CO2 Injection is one of the EOR methods that holds potential to be widely implemented. However, the underlying issues in implementing CO2 injection include the availability of CO2 sources as well as the steep capital cost associated with the surface facilities required to deliver and process the CO2. In such case, the cyclic injection, so-called Huff & Puff CO2 injection is seemingly more feasible. In this study, we propose an alternative predictive model to determine the performance of CO2 cyclic injection. This model can be utilized as a preliminary screening tool and to understand the feasibility of the operation in a quick manner. In addition, the uncertainties associated with the reservoir conditions can also be considered within the model.

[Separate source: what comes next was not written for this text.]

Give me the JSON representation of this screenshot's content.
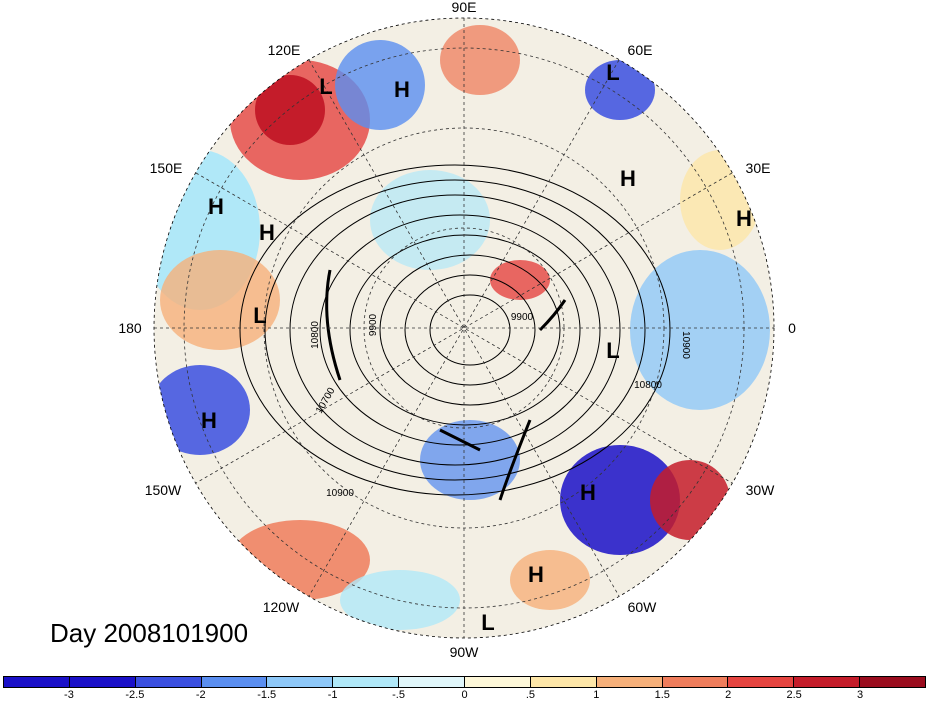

Most of the efforts to develop predictive model for CO2 cyclic injection have been concentrated around empirical approach, and hence, only limited parameters are considered. In this study, we establish experimental design through reservoir simulation and perform machine learning to construct the predictive model. Therefore, most important factors driving the performance of the well underwent CO2 cyclic injection including reservoir rock and fluid properties, interaction between rocks and fluids, drainage geometry, and operating condition are incorporated. Compared to the simulation results, the proposed predictive model shows an acceptable accuracy with R-squared of above 0.95.
The result of this study can be used to help find suitable well and reservoir to be injected with cyclic CO2 injection, as preliminary analysis on the individual well performance can be conducted before performing full field simulation. The model can also be utilized to determine the optimum amount of CO2 needed, as well as the length of injection and soaking time before the well is put into production.